Lioness Associates, Inc.

Economic & Corporate Risk/Yield Reports

September 23, 2012 - Walter Energy 2012 Risk/Yield Update

The last write-up on April 15, 2012 (below) indicated this company was moving into a "yield area" which had some potential for an uptick.  As it turns out, May had some downtrends both on the global front (see updated GLOBAL graphs) and in the energy market specifically with coal used for electricity.  Both of these factors negated any potential that this company may have had in the May period.

This write-up includes the new version of the graphs (updated algorithms).  The graphs indicate a slow movement towards equilibrium (0 point) for this year.

The USA economy (
see USA economy) is likely to trend better for a short while before the presidential elections and this could "lift all boats" including this one.    
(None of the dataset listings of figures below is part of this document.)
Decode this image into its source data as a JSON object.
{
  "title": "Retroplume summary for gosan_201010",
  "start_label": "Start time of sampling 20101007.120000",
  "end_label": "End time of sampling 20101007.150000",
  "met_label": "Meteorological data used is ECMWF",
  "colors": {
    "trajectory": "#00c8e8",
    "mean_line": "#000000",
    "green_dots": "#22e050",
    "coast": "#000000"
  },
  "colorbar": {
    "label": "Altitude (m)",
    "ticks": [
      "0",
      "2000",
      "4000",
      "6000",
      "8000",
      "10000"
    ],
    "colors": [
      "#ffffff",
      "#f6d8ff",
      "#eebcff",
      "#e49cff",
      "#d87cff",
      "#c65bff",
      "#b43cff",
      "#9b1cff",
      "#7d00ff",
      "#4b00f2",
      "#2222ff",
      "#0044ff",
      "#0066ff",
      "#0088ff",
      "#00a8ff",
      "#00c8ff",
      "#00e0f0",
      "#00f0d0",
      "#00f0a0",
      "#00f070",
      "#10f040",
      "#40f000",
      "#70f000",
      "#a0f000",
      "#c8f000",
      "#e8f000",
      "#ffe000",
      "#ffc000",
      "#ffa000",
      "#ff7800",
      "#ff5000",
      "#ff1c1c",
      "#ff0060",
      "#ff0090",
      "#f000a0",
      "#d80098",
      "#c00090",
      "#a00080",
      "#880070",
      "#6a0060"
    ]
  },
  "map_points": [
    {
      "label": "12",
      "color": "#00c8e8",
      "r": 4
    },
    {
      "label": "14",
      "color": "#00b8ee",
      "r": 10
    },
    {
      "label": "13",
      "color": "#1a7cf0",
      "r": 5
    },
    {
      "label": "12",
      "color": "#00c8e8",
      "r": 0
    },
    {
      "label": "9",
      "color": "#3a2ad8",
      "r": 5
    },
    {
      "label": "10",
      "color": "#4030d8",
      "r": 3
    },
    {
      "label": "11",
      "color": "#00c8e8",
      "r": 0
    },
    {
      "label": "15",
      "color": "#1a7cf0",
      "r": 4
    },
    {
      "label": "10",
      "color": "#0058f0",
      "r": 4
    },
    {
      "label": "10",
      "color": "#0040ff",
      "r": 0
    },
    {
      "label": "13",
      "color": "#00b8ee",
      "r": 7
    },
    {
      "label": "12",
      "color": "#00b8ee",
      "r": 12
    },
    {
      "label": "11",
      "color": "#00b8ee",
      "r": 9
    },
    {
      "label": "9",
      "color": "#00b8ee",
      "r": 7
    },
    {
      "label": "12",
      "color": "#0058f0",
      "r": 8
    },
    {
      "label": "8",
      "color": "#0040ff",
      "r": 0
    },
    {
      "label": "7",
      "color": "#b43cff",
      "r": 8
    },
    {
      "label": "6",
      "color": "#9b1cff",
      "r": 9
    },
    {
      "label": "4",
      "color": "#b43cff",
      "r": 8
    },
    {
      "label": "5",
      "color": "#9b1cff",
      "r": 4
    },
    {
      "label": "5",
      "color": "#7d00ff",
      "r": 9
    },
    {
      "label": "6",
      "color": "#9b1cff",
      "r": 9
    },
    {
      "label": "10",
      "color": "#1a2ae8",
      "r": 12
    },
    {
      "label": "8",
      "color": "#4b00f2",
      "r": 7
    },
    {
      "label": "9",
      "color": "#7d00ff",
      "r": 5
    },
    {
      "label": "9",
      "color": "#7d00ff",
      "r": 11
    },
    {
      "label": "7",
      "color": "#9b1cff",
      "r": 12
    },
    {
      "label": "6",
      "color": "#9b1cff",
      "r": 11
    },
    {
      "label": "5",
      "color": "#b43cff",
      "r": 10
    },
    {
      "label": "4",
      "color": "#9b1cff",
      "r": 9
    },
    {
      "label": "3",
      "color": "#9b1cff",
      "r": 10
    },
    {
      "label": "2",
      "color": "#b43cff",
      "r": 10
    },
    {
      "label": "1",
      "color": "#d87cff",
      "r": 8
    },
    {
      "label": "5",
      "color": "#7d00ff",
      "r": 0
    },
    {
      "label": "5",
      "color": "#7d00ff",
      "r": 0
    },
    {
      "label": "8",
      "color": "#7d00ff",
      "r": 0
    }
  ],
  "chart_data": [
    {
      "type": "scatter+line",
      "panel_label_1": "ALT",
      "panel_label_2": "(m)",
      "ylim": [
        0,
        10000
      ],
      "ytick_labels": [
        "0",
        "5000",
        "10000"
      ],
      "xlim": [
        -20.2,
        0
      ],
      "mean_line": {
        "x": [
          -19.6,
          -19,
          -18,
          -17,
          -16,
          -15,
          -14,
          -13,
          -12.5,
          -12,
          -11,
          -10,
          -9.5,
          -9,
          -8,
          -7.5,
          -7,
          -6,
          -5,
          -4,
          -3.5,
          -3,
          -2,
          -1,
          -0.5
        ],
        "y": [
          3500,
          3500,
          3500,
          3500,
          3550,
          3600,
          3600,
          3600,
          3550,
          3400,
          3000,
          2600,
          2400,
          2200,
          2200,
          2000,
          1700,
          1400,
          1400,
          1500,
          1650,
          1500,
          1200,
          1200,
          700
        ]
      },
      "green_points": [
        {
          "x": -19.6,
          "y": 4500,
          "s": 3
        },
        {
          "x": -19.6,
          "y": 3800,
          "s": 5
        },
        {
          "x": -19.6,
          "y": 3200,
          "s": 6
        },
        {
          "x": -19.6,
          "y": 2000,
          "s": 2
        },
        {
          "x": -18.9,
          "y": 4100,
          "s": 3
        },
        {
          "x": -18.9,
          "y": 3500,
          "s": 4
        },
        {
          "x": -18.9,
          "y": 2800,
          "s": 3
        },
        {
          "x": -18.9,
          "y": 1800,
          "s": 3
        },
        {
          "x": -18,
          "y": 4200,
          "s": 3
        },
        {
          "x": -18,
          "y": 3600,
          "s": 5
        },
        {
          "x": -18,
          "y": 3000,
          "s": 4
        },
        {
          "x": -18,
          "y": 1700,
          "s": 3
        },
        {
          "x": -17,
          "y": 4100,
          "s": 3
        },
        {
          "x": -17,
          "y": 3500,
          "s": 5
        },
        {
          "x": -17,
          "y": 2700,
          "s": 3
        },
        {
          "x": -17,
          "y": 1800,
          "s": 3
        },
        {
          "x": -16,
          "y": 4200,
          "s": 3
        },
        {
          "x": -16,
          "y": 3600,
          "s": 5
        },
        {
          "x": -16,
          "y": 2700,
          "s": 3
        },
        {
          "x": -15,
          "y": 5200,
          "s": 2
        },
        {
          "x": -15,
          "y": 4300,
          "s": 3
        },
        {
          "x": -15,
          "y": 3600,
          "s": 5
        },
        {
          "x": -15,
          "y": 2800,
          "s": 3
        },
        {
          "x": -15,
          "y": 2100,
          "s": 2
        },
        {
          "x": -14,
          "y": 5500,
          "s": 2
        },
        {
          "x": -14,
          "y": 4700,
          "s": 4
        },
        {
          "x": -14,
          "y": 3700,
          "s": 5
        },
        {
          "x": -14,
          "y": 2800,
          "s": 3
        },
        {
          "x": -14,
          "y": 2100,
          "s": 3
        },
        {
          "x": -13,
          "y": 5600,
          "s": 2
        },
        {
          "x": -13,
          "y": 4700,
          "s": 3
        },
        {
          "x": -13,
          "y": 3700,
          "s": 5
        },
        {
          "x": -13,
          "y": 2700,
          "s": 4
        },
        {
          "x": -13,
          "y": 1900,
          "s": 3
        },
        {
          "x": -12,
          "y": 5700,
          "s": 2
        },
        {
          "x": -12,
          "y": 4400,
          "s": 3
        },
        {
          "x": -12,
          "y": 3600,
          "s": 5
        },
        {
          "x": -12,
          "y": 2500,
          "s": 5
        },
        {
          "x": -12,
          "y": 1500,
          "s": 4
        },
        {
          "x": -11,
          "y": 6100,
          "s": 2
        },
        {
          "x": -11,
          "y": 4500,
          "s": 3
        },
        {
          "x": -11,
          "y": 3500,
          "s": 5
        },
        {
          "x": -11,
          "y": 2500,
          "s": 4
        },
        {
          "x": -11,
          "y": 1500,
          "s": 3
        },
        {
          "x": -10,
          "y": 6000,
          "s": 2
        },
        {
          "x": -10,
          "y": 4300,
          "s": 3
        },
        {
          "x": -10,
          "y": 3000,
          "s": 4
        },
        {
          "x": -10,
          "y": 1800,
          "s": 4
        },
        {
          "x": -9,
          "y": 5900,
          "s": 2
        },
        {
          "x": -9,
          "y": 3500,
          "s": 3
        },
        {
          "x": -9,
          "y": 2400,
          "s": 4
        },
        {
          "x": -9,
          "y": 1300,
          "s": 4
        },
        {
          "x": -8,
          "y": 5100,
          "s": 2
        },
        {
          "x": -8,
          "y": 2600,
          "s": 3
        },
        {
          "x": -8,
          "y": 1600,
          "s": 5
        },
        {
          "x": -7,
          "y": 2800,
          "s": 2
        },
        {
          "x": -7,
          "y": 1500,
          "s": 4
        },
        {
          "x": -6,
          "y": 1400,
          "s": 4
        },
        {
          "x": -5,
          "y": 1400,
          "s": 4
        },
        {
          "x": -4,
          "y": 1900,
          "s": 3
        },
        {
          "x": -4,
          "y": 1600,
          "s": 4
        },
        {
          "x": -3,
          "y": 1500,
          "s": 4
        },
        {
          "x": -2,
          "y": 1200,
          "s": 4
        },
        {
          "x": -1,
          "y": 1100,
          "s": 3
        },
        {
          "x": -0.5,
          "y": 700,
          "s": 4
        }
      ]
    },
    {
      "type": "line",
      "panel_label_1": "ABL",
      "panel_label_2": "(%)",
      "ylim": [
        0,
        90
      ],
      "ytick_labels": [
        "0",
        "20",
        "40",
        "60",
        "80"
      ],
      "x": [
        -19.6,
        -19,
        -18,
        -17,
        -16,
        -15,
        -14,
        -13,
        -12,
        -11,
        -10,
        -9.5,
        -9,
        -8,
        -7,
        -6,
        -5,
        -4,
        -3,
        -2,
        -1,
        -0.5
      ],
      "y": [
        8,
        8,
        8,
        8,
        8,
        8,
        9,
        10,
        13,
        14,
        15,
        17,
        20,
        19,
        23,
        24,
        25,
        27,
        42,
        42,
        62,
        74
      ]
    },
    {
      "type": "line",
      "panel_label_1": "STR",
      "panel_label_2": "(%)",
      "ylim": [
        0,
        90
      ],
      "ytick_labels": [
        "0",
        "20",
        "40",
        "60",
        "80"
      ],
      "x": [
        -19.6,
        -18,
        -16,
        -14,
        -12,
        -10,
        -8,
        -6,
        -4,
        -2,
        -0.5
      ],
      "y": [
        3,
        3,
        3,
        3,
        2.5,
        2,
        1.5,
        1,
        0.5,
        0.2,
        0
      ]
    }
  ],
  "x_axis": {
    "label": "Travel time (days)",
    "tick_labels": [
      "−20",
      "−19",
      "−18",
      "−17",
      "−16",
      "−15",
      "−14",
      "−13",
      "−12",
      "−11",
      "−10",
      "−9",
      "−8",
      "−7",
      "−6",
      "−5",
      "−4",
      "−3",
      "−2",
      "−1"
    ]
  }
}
April 15, 2012  -- Walter Energy Risk/Yield 2012

Walter Energy is one of the companies that we keep on coming back to time and time again.  This company's chart was one of the first that had indications that commodities were moving towards a fall "off a cliff" in 2008 (see the 2008 charts for Walter Energy).  We also covered Walter Energy in February of 2011 (see MJ's New & Noteworthy) shortly before the spring flooding of that year and one of the problems identified at that time was the means of transporting their product to their customers from the facilities concentrated in one geographical area. From last checks, their operations in this part of the country would use either rails or rivers to transport coal to ports for shipping to customers.  As a note, last April also saw the tornado outbreak in Alabama. With their integration of the Canadian acquisition, their products are now more resilient to geographical or weather related problems. Refer to article about cost increases in 2011 due to weather and geology related issues.

The astrological configuration for Walter Energy shows significant "yield" momentum for the late spring/early summer of 2012. The earnings for this company are likely due around the May 2012 period and could explain the "yield" surge.  Also, the USA economy graph (located on home page) does indicate a uptick in the USA economy later in the 2012 year and with that information, it would not be surprising to have increased shipments of coal for steel production occurring earlier in the year.

Another factor that could explain a possible stock price jump is that coal producing companies have all been linked into the same "kettle" and yet, there are distinct types of coal used for different purposes - one type of coal is used to generate electricity while yet another is used to fire plants that make steel.  The coal that is used to make electricity might be substituted by natural gas (refer to article - Exxon sees natural gas  replacing coal as the leading fuel to generate electricity by 2025).  The coal that is used for making steel cannot be totally replaced by natural gas (refer to article stating that up to 10% of coal could be replaced by natural gas). 

This company might be one to watch as it moves closer to earnings.

       Walter Energy Delta Core/Transient 2012 Graph

       Walter Energy Risk/Yield 2012 graph

Disclosure as of 4/15/2012 - Walter Energy (WLT) is not part of our portfolio at this time.
Disclosure as of 4/26/2012 - Walter Energy (WLT) has been added to our portfolio as of today.